More on literary sources for Isis

I’ve continued to collect ancient literary sources about Isis.  I have a set of working notes (in no particular order) here.  There seems to be a lot of wild talk around about Isis too.

Today my objective was to discover the attitude of Augustus to the cult.  I have read unreferenced claims that Augustus described the cult as “pornographic” — but have yet to find a source for this.  But I did eventually locate the source that showed that he pushed the cult outside the pomerium, not in Tacitus, as several books claim, but in Cassius Dio.

But there is still a lot to do.


5 thoughts on “More on literary sources for Isis

  1. Dear Roger,

    I do not recall ever noticing in any classical source the claim that Augustus found the cult of Isis ‘pornographic’; but my memory may be at fault. On the other hand, this may be one of those baseless ‘urban legends’ that spring up on the internet and are repeated unthinkingly by the credulous.

    I have just scrolled quickly through an online English translation of the Life of Augustus in the Lives of Suetonius, and only came up with one passage relevant to the enquiry:

    XCIII. With regard to the religious ceremonies of foreign nations, he was a strict observer of those which had been established by ancient custom; but others he held in no esteem. For, having been initiated at Athens, and coming afterwards to hear a cause at Rome, relative to the privileges of the priests of the Attic Ceres, when some of the mysteries of their sacred rites were to be introduced in the pleadings, he dismissed those who sat upon the bench as judges with him, as well as the by-standers, and beard the argument upon those points himself. But, on the other hand, he not only declined, in his progress through Egypt, to go out of his way to pay a visit to Apis, but he likewise commended his grandson Caius for not paying his devotions at Jerusalem in his passage through Judaea.
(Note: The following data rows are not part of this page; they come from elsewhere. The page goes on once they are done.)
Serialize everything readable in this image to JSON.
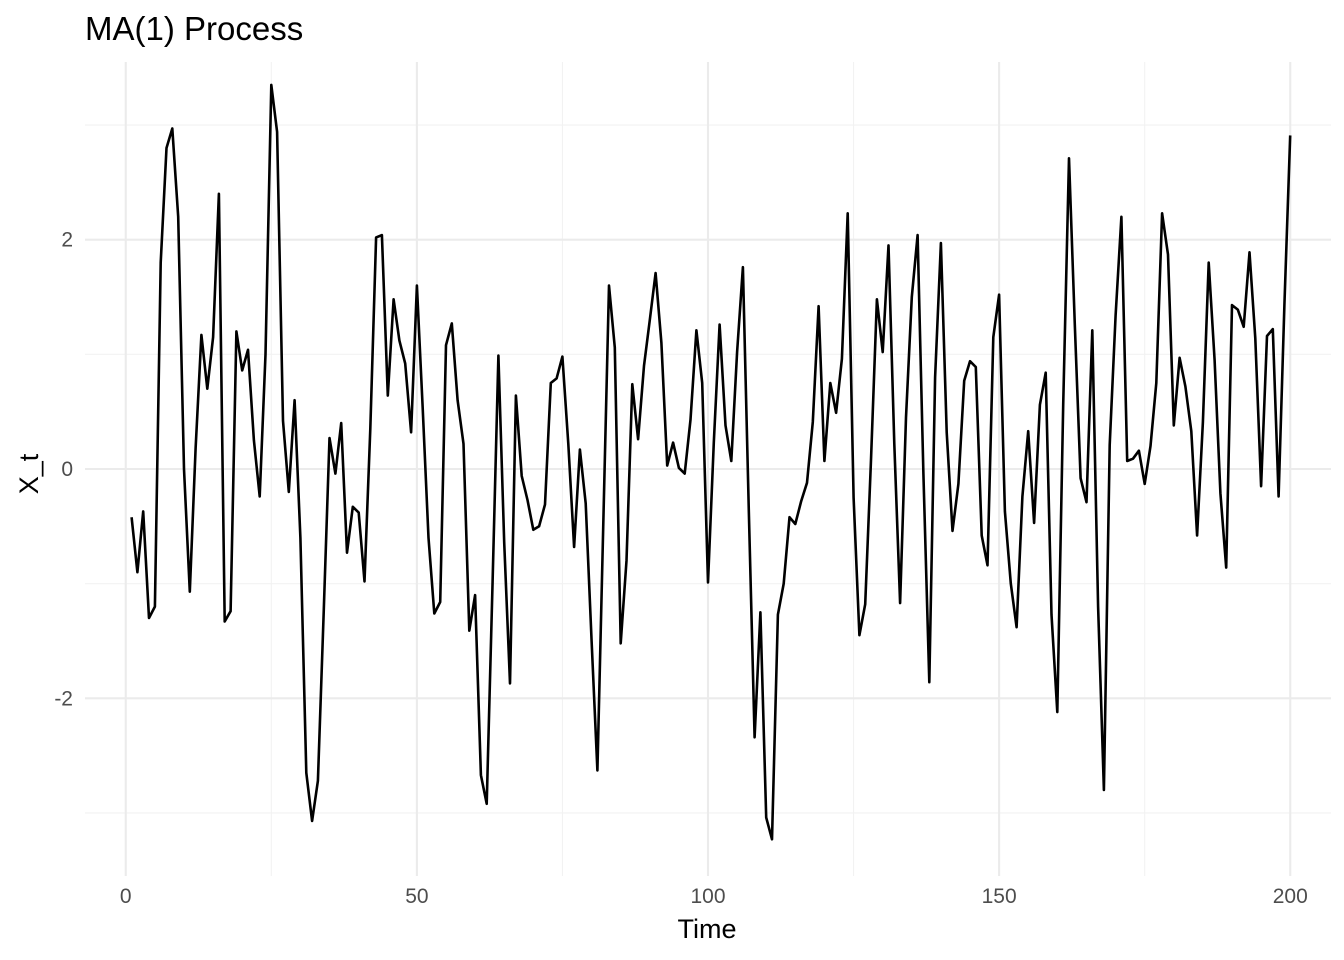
{
  "chart_data": {
    "type": "line",
    "title": "MA(1) Process",
    "xlabel": "Time",
    "ylabel": "X_t",
    "xlim": [
      -7,
      207
    ],
    "ylim": [
      -3.55,
      3.55
    ],
    "x_ticks": [
      0,
      50,
      100,
      150,
      200
    ],
    "y_ticks": [
      -2,
      0,
      2
    ],
    "x_tick_labels": [
      "0",
      "50",
      "100",
      "150",
      "200"
    ],
    "y_tick_labels": [
      "-2",
      "0",
      "2"
    ],
    "grid": true,
    "legend": "none",
    "colors": {
      "line": "#000000",
      "grid_major": "#ebebeb",
      "grid_minor": "#f2f2f2",
      "text": "#4d4d4d"
    },
    "series": [
      {
        "x_start": 1,
        "x_step": 1,
        "values": [
          -0.42,
          -0.9,
          -0.37,
          -1.3,
          -1.2,
          1.8,
          2.8,
          2.97,
          2.2,
          0.0,
          -1.07,
          0.18,
          1.17,
          0.7,
          1.15,
          2.4,
          -1.33,
          -1.24,
          1.2,
          0.86,
          1.04,
          0.25,
          -0.24,
          1.0,
          3.35,
          2.94,
          0.42,
          -0.2,
          0.6,
          -0.6,
          -2.65,
          -3.07,
          -2.72,
          -1.25,
          0.27,
          -0.04,
          0.4,
          -0.73,
          -0.33,
          -0.38,
          -0.98,
          0.35,
          2.02,
          2.04,
          0.64,
          1.48,
          1.12,
          0.92,
          0.32,
          1.6,
          0.53,
          -0.6,
          -1.26,
          -1.16,
          1.08,
          1.27,
          0.6,
          0.22,
          -1.41,
          -1.1,
          -2.67,
          -2.92,
          -0.98,
          0.99,
          -0.64,
          -1.87,
          0.64,
          -0.06,
          -0.27,
          -0.53,
          -0.5,
          -0.31,
          0.75,
          0.79,
          0.98,
          0.22,
          -0.68,
          0.17,
          -0.3,
          -1.5,
          -2.63,
          -0.51,
          1.6,
          1.06,
          -1.52,
          -0.8,
          0.74,
          0.26,
          0.9,
          1.3,
          1.71,
          1.1,
          0.03,
          0.23,
          0.01,
          -0.04,
          0.43,
          1.21,
          0.75,
          -0.99,
          0.23,
          1.26,
          0.38,
          0.07,
          1.02,
          1.76,
          -0.36,
          -2.34,
          -1.25,
          -3.04,
          -3.23,
          -1.27,
          -1.0,
          -0.42,
          -0.48,
          -0.28,
          -0.12,
          0.41,
          1.42,
          0.07,
          0.75,
          0.49,
          0.96,
          2.23,
          -0.25,
          -1.45,
          -1.18,
          0.08,
          1.48,
          1.02,
          1.95,
          0.22,
          -1.17,
          0.45,
          1.5,
          2.04,
          -0.04,
          -1.86,
          0.8,
          1.97,
          0.32,
          -0.54,
          -0.13,
          0.77,
          0.94,
          0.89,
          -0.58,
          -0.84,
          1.15,
          1.52,
          -0.37,
          -1.0,
          -1.38,
          -0.24,
          0.33,
          -0.47,
          0.56,
          0.84,
          -1.27,
          -2.12,
          0.56,
          2.71,
          1.26,
          -0.08,
          -0.29,
          1.21,
          -1.2,
          -2.8,
          0.21,
          1.34,
          2.2,
          0.07,
          0.09,
          0.16,
          -0.13,
          0.2,
          0.75,
          2.23,
          1.87,
          0.38,
          0.97,
          0.72,
          0.33,
          -0.58,
          0.41,
          1.8,
          0.95,
          -0.21,
          -0.86,
          1.43,
          1.39,
          1.24,
          1.89,
          1.14,
          -0.15,
          1.16,
          1.22,
          -0.24,
          1.43,
          2.91
        ]
      }
    ]
  }
}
    It would seem from this passage that Augustus shared the common Roman view of exotic, foreign religions.

  2. Hi David,

    Thank you for looking for this. If you do a search on ‘Augustus Isis pornographic’ in Google you will find a shoal of sites, none referencing the claim. Interestingly some place “pornographic” in scare-quotes; others — earlier in the chain of transmission, I would guess — do not. It is probably a legend, derived from some article.

    The Suetonius is helpful for context — thank you! I will add it to my list of Isis sources.

  3. Augustus had a temple dedicated to Isis constructed in his name at Shahūr, Egypt, which is about 20 km north of Luxor. See:

    Willems, Harco O. 2007. “Die Theologie der Innenräume des Schenhurtempels.” In Sechste ägyptologische Tempeltagung: Funktion und Gebrauch altägyptischer Tempelräume; Leiden, 4.–7. September 2002, edited by Bernardus Johannes Jozef Haring and Andrea Klug. Königtum, Staat und Gesellschaft früher Hochkulturen 3,1. Wiesbaden: Harrassowitz Verlag. 277–290.

    Willems, Harco O., Filip Coppens, Marleen De Meyer, and Peter Dils. 2003. The temple of Shanhûr. Volume 1: The sanctuary, the wabet, and the gates of the central hall and the great vestibule. Orientalia lovaniensia analecta 124. Leuven: Uitgeverij Peeters and Department Oosterse Studies.

  4. Thank you very much for this.

    I’m not sure that we can infer anything about the policies of an emperor by the building projects done in Egypt itself. Won’t these always tend to reflect the ideas of ancient Egypt, and his status as surrogate pharaoh?